Depuis lors, chaque génération de la famille compte une Giorgiana, en mémoire à cette aïeule d'origine lointaine ! Le prince Filippo et son épouse ont eu quatre enfants Donna Elena Sabina, Donna Nencia, Donna Elisabetta Fiona et Don Duccio, duc de Casigliano, qui réside avec les siens sur le domaine de San Casciano, où l'on produit du chianti et de l'huile d'olive labellisés Principe Corsini. On y conserve aussi les précieuses archives de la famille, six salles dont les rayonnages courant jusqu'aux plafonds croulent sous le poids des liasses, des registres domaniaux et des ouvrages anciens, un vrai trésor !

 

Le prince Duccio, fils du prince Filippo et de la princesse Giorgiana, avec ses enfants
Le prince Duccio, fils du prince Filippo et de la princesse Giorgiana, avec ses enfants.
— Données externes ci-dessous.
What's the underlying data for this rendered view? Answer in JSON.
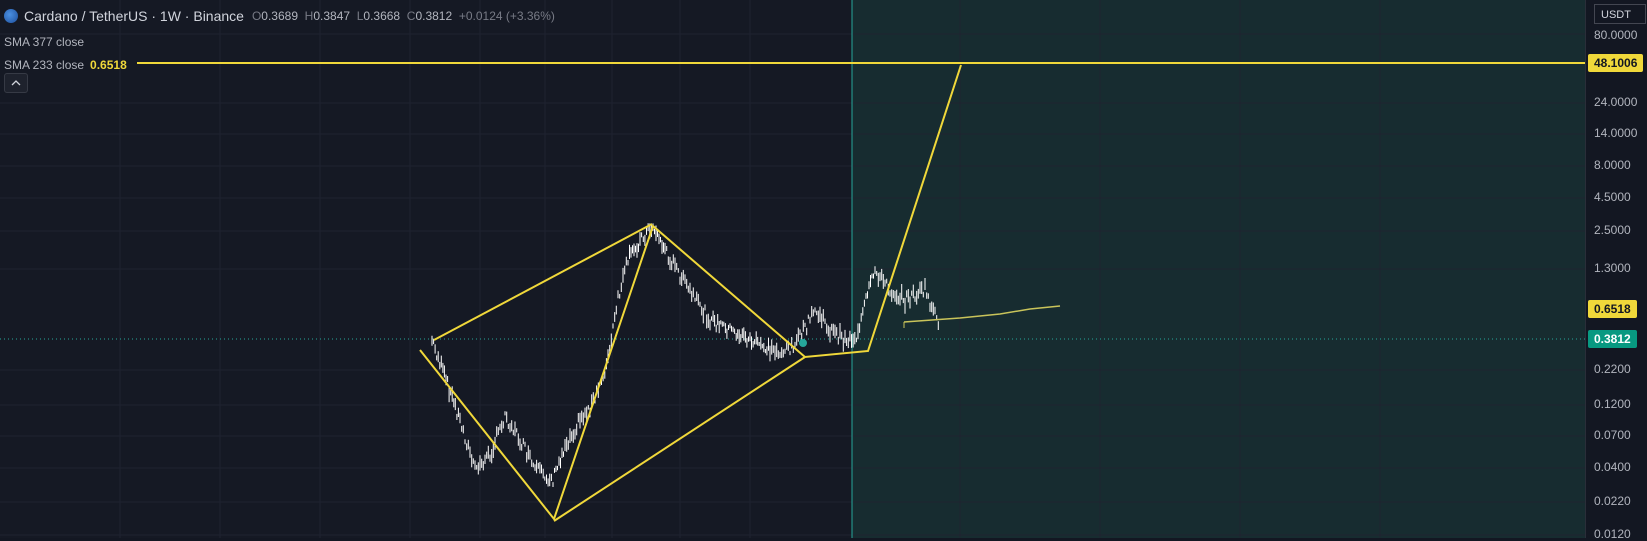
{
  "symbol": {
    "title": "Cardano / TetherUS · 1W · Binance",
    "icon": "cardano-coin-icon",
    "open_label": "O",
    "open": "0.3689",
    "high_label": "H",
    "high": "0.3847",
    "low_label": "L",
    "low": "0.3668",
    "close_label": "C",
    "close": "0.3812",
    "change": "+0.0124 (+3.36%)"
  },
  "indicators": [
    {
      "label": "SMA 377 close",
      "value": ""
    },
    {
      "label": "SMA 233 close",
      "value": "0.6518"
    }
  ],
  "collapse_icon": "chevron-up-icon",
  "price_scale": {
    "currency": "USDT",
    "ticks": [
      "80.0000",
      "24.0000",
      "14.0000",
      "8.0000",
      "4.5000",
      "2.5000",
      "1.3000",
      "0.2200",
      "0.1200",
      "0.0700",
      "0.0400",
      "0.0220",
      "0.0120"
    ],
    "badges": {
      "target": "48.1006",
      "sma": "0.6518",
      "last": "0.3812"
    }
  },
  "colors": {
    "background": "#131722",
    "accent_line": "#f0d83a",
    "last_price": "#089981",
    "candles": "#ffffff",
    "future_zone": "#172c30"
  }
}
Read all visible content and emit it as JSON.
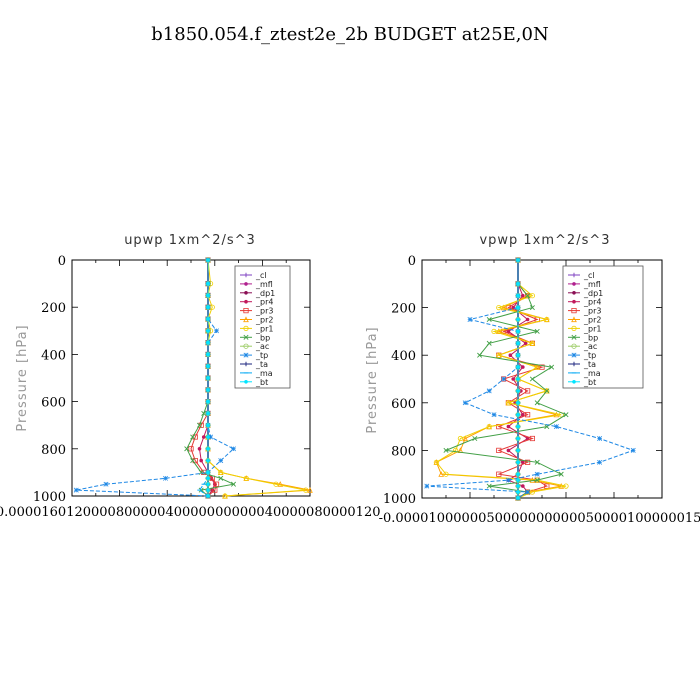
{
  "figure_title": "b1850.054.f_ztest2e_2b  BUDGET at25E,0N",
  "chart_data": [
    {
      "type": "line",
      "title": "upwp   1xm^2/s^3",
      "ylabel": "Pressure [hPa]",
      "xlabel": "",
      "ylim": [
        1000,
        0
      ],
      "xlim": [
        -1.6e-05,
        1.2e-05
      ],
      "ytick_labels": [
        "0",
        "200",
        "400",
        "600",
        "800",
        "1000"
      ],
      "xtick_labels_text": "-0.000016012000080000040000000000040000080000120",
      "legend_position": "top-right",
      "levels": [
        100,
        150,
        200,
        250,
        300,
        350,
        400,
        450,
        500,
        550,
        600,
        650,
        700,
        750,
        800,
        850,
        900,
        925,
        950,
        975,
        1000
      ],
      "series": [
        {
          "name": "_cl",
          "color": "#7d3fc1",
          "marker": "plus",
          "values": [
            0,
            0,
            0,
            0,
            0,
            0,
            0,
            0,
            0,
            0,
            0,
            0,
            0,
            0,
            0,
            0,
            0,
            0,
            0,
            0,
            0
          ]
        },
        {
          "name": "_mfl",
          "color": "#b01f8e",
          "marker": "dot",
          "values": [
            0,
            0,
            0,
            0,
            0,
            0,
            0,
            0,
            0,
            0,
            0,
            0,
            0,
            0,
            0,
            0,
            0,
            0,
            0,
            0,
            0
          ]
        },
        {
          "name": "_dp1",
          "color": "#8b0f55",
          "marker": "dot",
          "values": [
            0,
            0,
            0,
            0,
            0,
            0,
            0,
            0,
            0,
            0,
            0,
            0,
            0,
            0,
            0,
            0,
            0,
            0,
            0,
            0,
            0
          ]
        },
        {
          "name": "_pr4",
          "color": "#c2185b",
          "marker": "dot",
          "values": [
            0,
            0,
            0,
            0,
            0,
            0,
            0,
            0,
            0,
            0,
            0,
            0,
            0,
            -5e-07,
            -1e-06,
            -8e-07,
            0,
            4e-07,
            8e-07,
            5e-07,
            0
          ]
        },
        {
          "name": "_pr3",
          "color": "#e53935",
          "marker": "square",
          "values": [
            0,
            0,
            0,
            0,
            0,
            0,
            0,
            0,
            0,
            0,
            0,
            0,
            -8e-07,
            -1.5e-06,
            -2e-06,
            -1.5e-06,
            -5e-07,
            5e-07,
            1e-06,
            8e-07,
            0
          ]
        },
        {
          "name": "_pr2",
          "color": "#ffa000",
          "marker": "tri",
          "values": [
            0,
            0,
            0,
            0,
            0,
            0,
            0,
            0,
            0,
            0,
            0,
            0,
            0,
            0,
            0,
            0,
            1.5e-06,
            4.5e-06,
            8.5e-06,
            1.2e-05,
            2e-06
          ]
        },
        {
          "name": "_pr1",
          "color": "#f0d000",
          "marker": "circle",
          "values": [
            3e-07,
            0,
            5e-07,
            0,
            3e-07,
            0,
            0,
            0,
            0,
            0,
            0,
            0,
            0,
            0,
            0,
            0,
            1.5e-06,
            4.5e-06,
            8e-06,
            1.15e-05,
            2e-06
          ]
        },
        {
          "name": "_bp",
          "color": "#43a047",
          "marker": "cross",
          "values": [
            0,
            0,
            0,
            0,
            0,
            0,
            0,
            0,
            0,
            0,
            0,
            -5e-07,
            -1e-06,
            -1.8e-06,
            -2.5e-06,
            -1.8e-06,
            -8e-07,
            1.5e-06,
            3e-06,
            -8e-07,
            0
          ]
        },
        {
          "name": "_ac",
          "color": "#9ccc65",
          "marker": "circle",
          "values": [
            0,
            0,
            0,
            0,
            0,
            0,
            0,
            0,
            0,
            0,
            0,
            0,
            0,
            0,
            0,
            0,
            0,
            0,
            0,
            0,
            0
          ]
        },
        {
          "name": "_tp",
          "color": "#1e88e5",
          "marker": "star",
          "values": [
            0,
            0,
            0,
            0,
            1e-06,
            0,
            0,
            0,
            0,
            0,
            0,
            0,
            0,
            3e-07,
            3e-06,
            1.5e-06,
            0,
            -5e-06,
            -1.2e-05,
            -1.55e-05,
            0
          ]
        },
        {
          "name": "_ta",
          "color": "#1a237e",
          "marker": "plus",
          "values": [
            0,
            0,
            0,
            0,
            0,
            0,
            0,
            0,
            0,
            0,
            0,
            0,
            0,
            0,
            0,
            0,
            0,
            0,
            0,
            0,
            0
          ]
        },
        {
          "name": "_ma",
          "color": "#03a9f4",
          "marker": "dash",
          "values": [
            0,
            0,
            0,
            0,
            0,
            0,
            0,
            0,
            0,
            0,
            0,
            0,
            0,
            0,
            0,
            0,
            0,
            0,
            -5e-07,
            -1e-06,
            0
          ]
        },
        {
          "name": "_bt",
          "color": "#00e5ff",
          "marker": "dot",
          "values": [
            0,
            0,
            0,
            0,
            0,
            0,
            0,
            0,
            0,
            0,
            0,
            0,
            0,
            0,
            0,
            0,
            0,
            0,
            0,
            0,
            0
          ]
        }
      ]
    },
    {
      "type": "line",
      "title": "vpwp   1xm^2/s^3",
      "ylabel": "Pressure [hPa]",
      "xlabel": "",
      "ylim": [
        1000,
        0
      ],
      "xlim": [
        -1e-05,
        1.5e-05
      ],
      "ytick_labels": [
        "0",
        "200",
        "400",
        "600",
        "800",
        "1000"
      ],
      "xtick_labels_text": "-0.0000100000050000000000050000100000015",
      "legend_position": "top-right",
      "levels": [
        100,
        150,
        200,
        250,
        300,
        350,
        400,
        450,
        500,
        550,
        600,
        650,
        700,
        750,
        800,
        850,
        900,
        925,
        950,
        975,
        1000
      ],
      "series": [
        {
          "name": "_cl",
          "color": "#7d3fc1",
          "marker": "plus",
          "values": [
            0,
            0,
            0,
            0,
            0,
            0,
            0,
            0,
            0,
            0,
            0,
            0,
            0,
            0,
            0,
            0,
            0,
            0,
            0,
            0,
            0
          ]
        },
        {
          "name": "_mfl",
          "color": "#b01f8e",
          "marker": "dot",
          "values": [
            0,
            0,
            0,
            0,
            0,
            0,
            0,
            0,
            0,
            0,
            0,
            0,
            0,
            0,
            0,
            0,
            0,
            0,
            0,
            0,
            0
          ]
        },
        {
          "name": "_dp1",
          "color": "#8b0f55",
          "marker": "dot",
          "values": [
            0,
            0,
            0,
            0,
            0,
            0,
            0,
            0,
            0,
            0,
            0,
            0,
            0,
            0,
            0,
            0,
            0,
            0,
            0,
            0,
            0
          ]
        },
        {
          "name": "_pr4",
          "color": "#c2185b",
          "marker": "dot",
          "values": [
            0,
            5e-07,
            -5e-07,
            1e-06,
            -1e-06,
            8e-07,
            -8e-07,
            5e-07,
            -5e-07,
            3e-07,
            -3e-07,
            5e-07,
            -1e-06,
            1e-06,
            -1e-06,
            5e-07,
            0,
            -1e-06,
            5e-07,
            1e-06,
            0
          ]
        },
        {
          "name": "_pr3",
          "color": "#e53935",
          "marker": "square",
          "values": [
            0,
            1e-06,
            -1e-06,
            2e-06,
            -1.5e-06,
            1.5e-06,
            -2e-06,
            2.5e-06,
            -1.5e-06,
            1e-06,
            -1e-06,
            1e-06,
            -2e-06,
            1.5e-06,
            -2e-06,
            1e-06,
            -2e-06,
            2e-06,
            3e-06,
            1e-06,
            0
          ]
        },
        {
          "name": "_pr2",
          "color": "#ffa000",
          "marker": "tri",
          "values": [
            0,
            1e-06,
            -1.5e-06,
            3e-06,
            -2e-06,
            1.5e-06,
            -2e-06,
            2e-06,
            0,
            3e-06,
            -1e-06,
            4e-06,
            -3e-06,
            -5.5e-06,
            -6e-06,
            -8.5e-06,
            -8e-06,
            1.5e-06,
            4.5e-06,
            1e-06,
            0
          ]
        },
        {
          "name": "_pr1",
          "color": "#f0d000",
          "marker": "circle",
          "values": [
            0,
            1.5e-06,
            -2e-06,
            3e-06,
            -2.5e-06,
            1.5e-06,
            -2e-06,
            2e-06,
            0,
            3e-06,
            -1e-06,
            4.5e-06,
            -3e-06,
            -6e-06,
            -6.5e-06,
            -8.5e-06,
            -7.5e-06,
            2e-06,
            5e-06,
            1.5e-06,
            0
          ]
        },
        {
          "name": "_bp",
          "color": "#43a047",
          "marker": "cross",
          "values": [
            0,
            1e-06,
            1.5e-06,
            -3e-06,
            2e-06,
            -3e-06,
            -4e-06,
            3.5e-06,
            1.5e-06,
            3e-06,
            2e-06,
            5e-06,
            3e-06,
            -4.5e-06,
            -7.5e-06,
            2e-06,
            4.5e-06,
            2e-06,
            -3e-06,
            1e-06,
            0
          ]
        },
        {
          "name": "_ac",
          "color": "#9ccc65",
          "marker": "circle",
          "values": [
            0,
            0,
            0,
            0,
            0,
            0,
            0,
            0,
            0,
            0,
            0,
            0,
            0,
            0,
            0,
            0,
            0,
            0,
            0,
            0,
            0
          ]
        },
        {
          "name": "_tp",
          "color": "#1e88e5",
          "marker": "star",
          "values": [
            0,
            0,
            0,
            -5e-06,
            0,
            0,
            0,
            0,
            -1.5e-06,
            -3e-06,
            -5.5e-06,
            -2.5e-06,
            4e-06,
            8.5e-06,
            1.2e-05,
            8.5e-06,
            2e-06,
            -1e-06,
            -9.5e-06,
            1e-06,
            0
          ]
        },
        {
          "name": "_ta",
          "color": "#1a237e",
          "marker": "plus",
          "values": [
            0,
            0,
            0,
            0,
            0,
            0,
            0,
            0,
            0,
            0,
            0,
            0,
            0,
            0,
            0,
            0,
            0,
            0,
            0,
            0,
            0
          ]
        },
        {
          "name": "_ma",
          "color": "#03a9f4",
          "marker": "dash",
          "values": [
            0,
            0,
            0,
            0,
            0,
            0,
            0,
            0,
            0,
            0,
            0,
            0,
            0,
            0,
            0,
            0,
            0,
            0,
            0,
            0,
            0
          ]
        },
        {
          "name": "_bt",
          "color": "#00e5ff",
          "marker": "dot",
          "values": [
            0,
            0,
            0,
            0,
            0,
            0,
            0,
            0,
            0,
            0,
            0,
            0,
            0,
            0,
            0,
            0,
            0,
            0,
            0,
            0,
            0
          ]
        }
      ]
    }
  ]
}
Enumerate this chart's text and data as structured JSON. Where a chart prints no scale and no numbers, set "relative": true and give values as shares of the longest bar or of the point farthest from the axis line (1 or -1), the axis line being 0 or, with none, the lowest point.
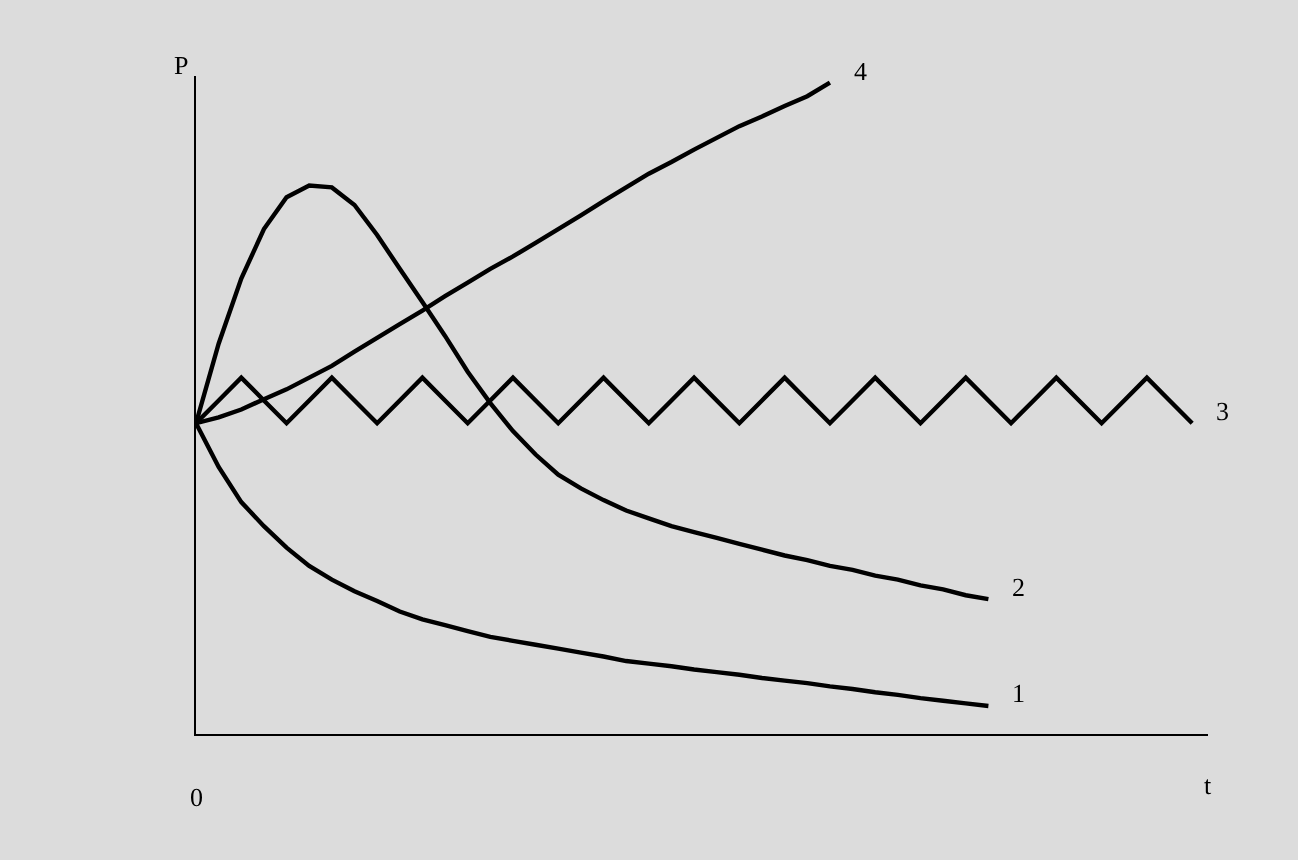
{
  "chart_data": {
    "type": "line",
    "relative": true,
    "xlabel": "t",
    "ylabel": "P",
    "annotations": [
      "0"
    ],
    "legend": false,
    "marker": "none",
    "line_style": "solid",
    "categories": [
      null,
      null,
      null,
      null,
      null,
      null,
      null,
      null,
      null,
      null,
      null,
      null,
      null,
      null,
      null,
      null,
      null,
      null,
      null,
      null,
      null,
      null,
      null,
      null,
      null,
      null,
      null,
      null,
      null,
      null,
      null,
      null,
      null,
      null,
      null,
      null,
      null,
      null,
      null,
      null,
      null,
      null,
      null,
      null,
      null
    ],
    "series": [
      {
        "name": "1",
        "color": "#000000",
        "values": [
          0.477,
          0.41,
          0.356,
          0.319,
          0.286,
          0.258,
          0.237,
          0.219,
          0.204,
          0.188,
          0.176,
          0.167,
          0.158,
          0.149,
          0.143,
          0.137,
          0.131,
          0.125,
          0.119,
          0.112,
          0.108,
          0.104,
          0.099,
          0.095,
          0.091,
          0.086,
          0.082,
          0.078,
          0.073,
          0.069,
          0.064,
          0.06,
          0.055,
          0.051,
          0.047,
          0.043,
          null,
          null,
          null,
          null,
          null,
          null,
          null,
          null,
          null
        ]
      },
      {
        "name": "2",
        "color": "#000000",
        "values": [
          0.477,
          0.599,
          0.699,
          0.775,
          0.824,
          0.842,
          0.839,
          0.812,
          0.766,
          0.714,
          0.663,
          0.611,
          0.556,
          0.508,
          0.465,
          0.429,
          0.398,
          0.377,
          0.359,
          0.343,
          0.331,
          0.319,
          0.31,
          0.301,
          0.292,
          0.283,
          0.274,
          0.267,
          0.258,
          0.252,
          0.243,
          0.237,
          0.228,
          0.222,
          0.213,
          0.207,
          null,
          null,
          null,
          null,
          null,
          null,
          null,
          null,
          null
        ]
      },
      {
        "name": "3",
        "color": "#000000",
        "values": [
          0.477,
          0.512,
          0.547,
          0.512,
          0.477,
          0.512,
          0.547,
          0.512,
          0.477,
          0.512,
          0.547,
          0.512,
          0.477,
          0.512,
          0.547,
          0.512,
          0.477,
          0.512,
          0.547,
          0.512,
          0.477,
          0.512,
          0.547,
          0.512,
          0.477,
          0.512,
          0.547,
          0.512,
          0.477,
          0.512,
          0.547,
          0.512,
          0.477,
          0.512,
          0.547,
          0.512,
          0.477,
          0.512,
          0.547,
          0.512,
          0.477,
          0.512,
          0.547,
          0.512,
          0.477
        ]
      },
      {
        "name": "4",
        "color": "#000000",
        "values": [
          0.477,
          0.486,
          0.498,
          0.514,
          0.529,
          0.547,
          0.565,
          0.587,
          0.608,
          0.629,
          0.65,
          0.672,
          0.693,
          0.714,
          0.733,
          0.754,
          0.775,
          0.796,
          0.818,
          0.839,
          0.86,
          0.878,
          0.897,
          0.915,
          0.933,
          0.948,
          0.964,
          0.979,
          1.0,
          null,
          null,
          null,
          null,
          null,
          null,
          null,
          null,
          null,
          null,
          null,
          null,
          null,
          null,
          null,
          null
        ]
      }
    ]
  }
}
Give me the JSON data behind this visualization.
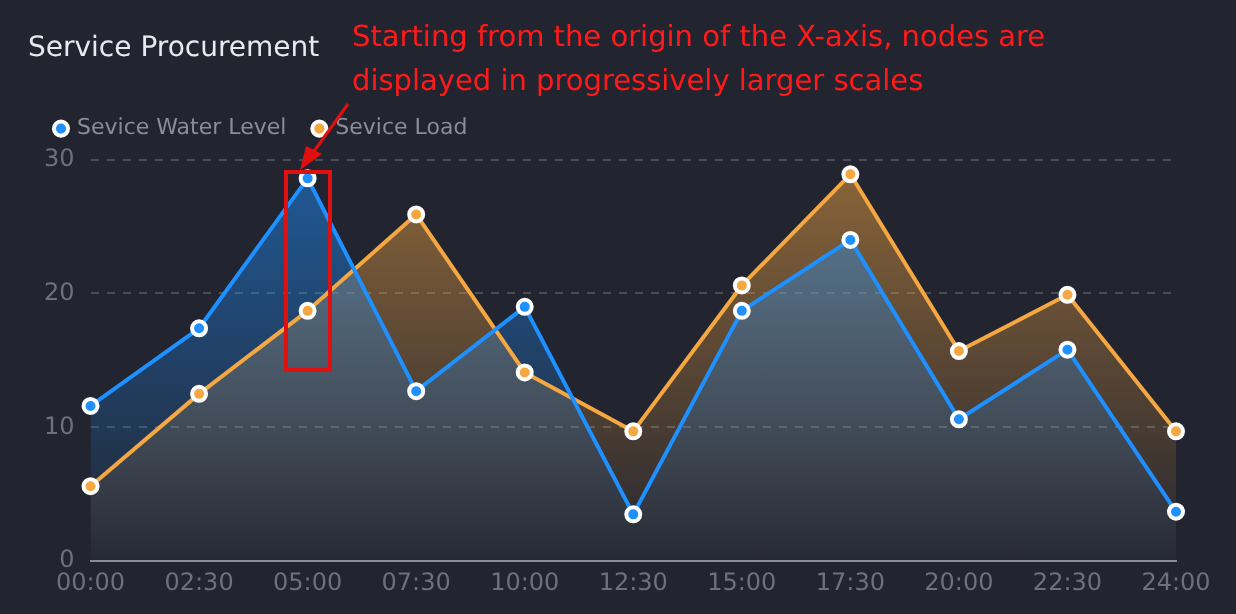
{
  "chart_data": {
    "type": "area",
    "title": "Service Procurement",
    "annotations": [
      "Starting from the origin of the X-axis, nodes are displayed in progressively larger scales"
    ],
    "categories": [
      "00:00",
      "02:30",
      "05:00",
      "07:30",
      "10:00",
      "12:30",
      "15:00",
      "17:30",
      "20:00",
      "22:30",
      "24:00"
    ],
    "series": [
      {
        "name": "Sevice Water Level",
        "color": "#1e90ff",
        "values": [
          11.6,
          17.4,
          28.6,
          12.7,
          19,
          3.5,
          18.7,
          24,
          10.6,
          15.8,
          3.7
        ]
      },
      {
        "name": "Sevice Load",
        "color": "#f5a742",
        "values": [
          5.6,
          12.5,
          18.7,
          25.9,
          14.1,
          9.7,
          20.6,
          28.9,
          15.7,
          19.9,
          9.7
        ]
      }
    ],
    "ylim": [
      0,
      30
    ],
    "yticks": [
      0,
      10,
      20,
      30
    ],
    "grid": "y",
    "legend": "top left",
    "marker": "circle",
    "line_style": "solid"
  }
}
Son fils, le prince Filippo a été tué à Londres à 21 ans dans un accident © Principe Corsini

 

Aujourd'hui, ses jardins qu'elle aimait tant sont orphelins. Lors d'un entretion accordé à L'Eventail, elle nous avait confié que posséder un tel espace vert à Florence est un réel privilège. Autrefois, cette partie de la ville était encore champêtre. Dans un français parfait, la Princesse avait attiré notre attention sur les statues antiques et les stèles romaines décorant les murs du palais, autant de pièces provenant des collections Corsini. Tracés au cordeau mais sans sécheresse, ces parterres à l'italienne plantés de citrus de Jérusalem et de broderies de buis protégeant lavandes et roses blanches, mènent aux vastes orangeries qui clôturent la perspective.

 

Les jardins du Palais Corsini à Florence
Les jardins du Palais Corsini recrées par la princesse Giorgiana © DR

 

 L'été, elles accueillent de grandes réunions familiales quand ce n'est pas le New Generation Festival dédié aux jeunes talents de l'opéra ou le fameux Salon des artisans (Artigianato & Palazzo) pour lequel la Princesse a reçu en mai 2019 le Fiorino d'Oro, la plus haute distinction remise par la ville de Florence. Cette année, il aura lieu du 17 au 20 septembre prochain, sans la princesse Giorgiana.

Sa vie fut menée tambour battant, avec un engagement jamais démenti et un seul drame, la mort de son petit-fils Filippo, emporté à 21 ans dans un accident de vélo à Londres, le 31 octobre 2016.